The woman smiled. “I'm sorry to disturb you,” she said. “I meant to phone you first, but I lost your number.”
So she knew him. “Not at all,” he reassured her, gesturing for her to enter. “This is quite convenient. I was doing nothing.” Actually, he thought, I was doing something. I was thinking about my life and how I need to meet a woman, and lo and behold … But that could not be said, of course; like most of our thoughts, William reflected, which can be thought but not said.
The visitor stretched out a hand. “Angelica Brockelbank.”

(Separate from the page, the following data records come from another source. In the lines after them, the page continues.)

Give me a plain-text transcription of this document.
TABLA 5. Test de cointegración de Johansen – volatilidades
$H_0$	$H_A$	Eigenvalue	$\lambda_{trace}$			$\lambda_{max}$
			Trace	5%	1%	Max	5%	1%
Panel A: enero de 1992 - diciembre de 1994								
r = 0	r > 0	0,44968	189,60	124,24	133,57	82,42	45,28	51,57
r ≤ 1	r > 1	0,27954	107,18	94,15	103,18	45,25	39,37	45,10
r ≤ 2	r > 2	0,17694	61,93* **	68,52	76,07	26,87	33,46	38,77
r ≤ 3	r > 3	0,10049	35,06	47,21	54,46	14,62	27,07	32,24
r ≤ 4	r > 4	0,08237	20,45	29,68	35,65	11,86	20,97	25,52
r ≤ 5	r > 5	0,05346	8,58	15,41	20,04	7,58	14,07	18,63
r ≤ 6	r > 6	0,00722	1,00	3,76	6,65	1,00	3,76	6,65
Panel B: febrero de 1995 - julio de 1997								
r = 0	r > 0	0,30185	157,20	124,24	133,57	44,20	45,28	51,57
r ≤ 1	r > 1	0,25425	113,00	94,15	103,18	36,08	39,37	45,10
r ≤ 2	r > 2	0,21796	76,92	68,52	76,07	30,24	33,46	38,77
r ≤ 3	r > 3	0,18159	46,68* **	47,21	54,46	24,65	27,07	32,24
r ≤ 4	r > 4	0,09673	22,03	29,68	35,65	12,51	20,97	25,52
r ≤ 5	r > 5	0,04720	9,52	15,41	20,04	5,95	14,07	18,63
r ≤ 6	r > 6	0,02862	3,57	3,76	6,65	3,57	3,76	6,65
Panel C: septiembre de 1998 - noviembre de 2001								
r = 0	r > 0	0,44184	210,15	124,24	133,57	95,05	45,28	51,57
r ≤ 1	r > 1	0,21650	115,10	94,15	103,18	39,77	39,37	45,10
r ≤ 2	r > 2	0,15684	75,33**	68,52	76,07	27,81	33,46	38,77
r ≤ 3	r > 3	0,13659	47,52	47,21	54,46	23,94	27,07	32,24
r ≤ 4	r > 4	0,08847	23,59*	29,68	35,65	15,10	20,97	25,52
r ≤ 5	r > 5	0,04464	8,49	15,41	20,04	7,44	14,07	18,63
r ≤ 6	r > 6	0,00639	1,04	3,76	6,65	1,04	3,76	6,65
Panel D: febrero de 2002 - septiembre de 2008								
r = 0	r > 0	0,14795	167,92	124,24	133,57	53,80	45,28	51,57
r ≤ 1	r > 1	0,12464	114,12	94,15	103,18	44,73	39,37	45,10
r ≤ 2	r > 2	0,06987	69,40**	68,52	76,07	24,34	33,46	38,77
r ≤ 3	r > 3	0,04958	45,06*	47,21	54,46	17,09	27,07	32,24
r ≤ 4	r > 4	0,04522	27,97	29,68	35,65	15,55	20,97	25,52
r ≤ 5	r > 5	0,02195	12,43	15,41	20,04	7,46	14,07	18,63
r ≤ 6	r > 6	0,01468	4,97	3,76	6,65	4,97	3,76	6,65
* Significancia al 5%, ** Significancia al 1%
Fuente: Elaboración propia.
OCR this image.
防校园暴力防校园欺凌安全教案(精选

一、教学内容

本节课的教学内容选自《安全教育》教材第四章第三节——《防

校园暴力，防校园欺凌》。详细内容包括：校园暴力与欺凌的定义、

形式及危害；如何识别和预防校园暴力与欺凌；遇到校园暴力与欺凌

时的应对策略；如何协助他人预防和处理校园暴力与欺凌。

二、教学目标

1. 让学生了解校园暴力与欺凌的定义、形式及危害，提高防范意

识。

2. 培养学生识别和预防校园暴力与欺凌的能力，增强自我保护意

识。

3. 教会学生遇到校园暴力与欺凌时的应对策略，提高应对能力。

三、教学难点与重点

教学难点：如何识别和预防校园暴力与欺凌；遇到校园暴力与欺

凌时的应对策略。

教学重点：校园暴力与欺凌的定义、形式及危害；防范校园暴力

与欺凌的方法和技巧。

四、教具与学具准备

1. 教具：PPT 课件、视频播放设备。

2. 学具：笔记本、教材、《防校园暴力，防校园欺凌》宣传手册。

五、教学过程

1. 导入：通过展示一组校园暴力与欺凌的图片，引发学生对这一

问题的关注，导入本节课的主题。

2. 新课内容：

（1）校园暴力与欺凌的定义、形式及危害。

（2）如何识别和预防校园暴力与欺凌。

William shook her hand. It was soft to the touch. “Of course.” Angelica Brockelbank?
“Would you like tea?” he blurted out. Tea was so convenient. Not only was it an appropriate and immediate response to any crisis - 'Sit down and I'll put the kettle on' - but it was also a tool for social stalling. Tea would allow this encounter to proceed to the next stage, which William hoped would be the stage of discovering who Angelica Brockelbank was.
But then it came back. Angelica Brockelbank - of course! She had run the bookshop next to William's first wine shop in Notting Hill, a good fifteen years ago. They had seen a certain amount of one another and then, when William had moved to larger premises, they had lost touch. She had been beautiful then, but William had been married at the time - as had she - and had admired her from a respectable distance. He wondered now whether she was still married, and whether there might just be a chance … He hardly dared think about it.
“It's wonderful to see you again, Angelica,” he said with renewed confidence. “After all those years. How's the bookshop doing?”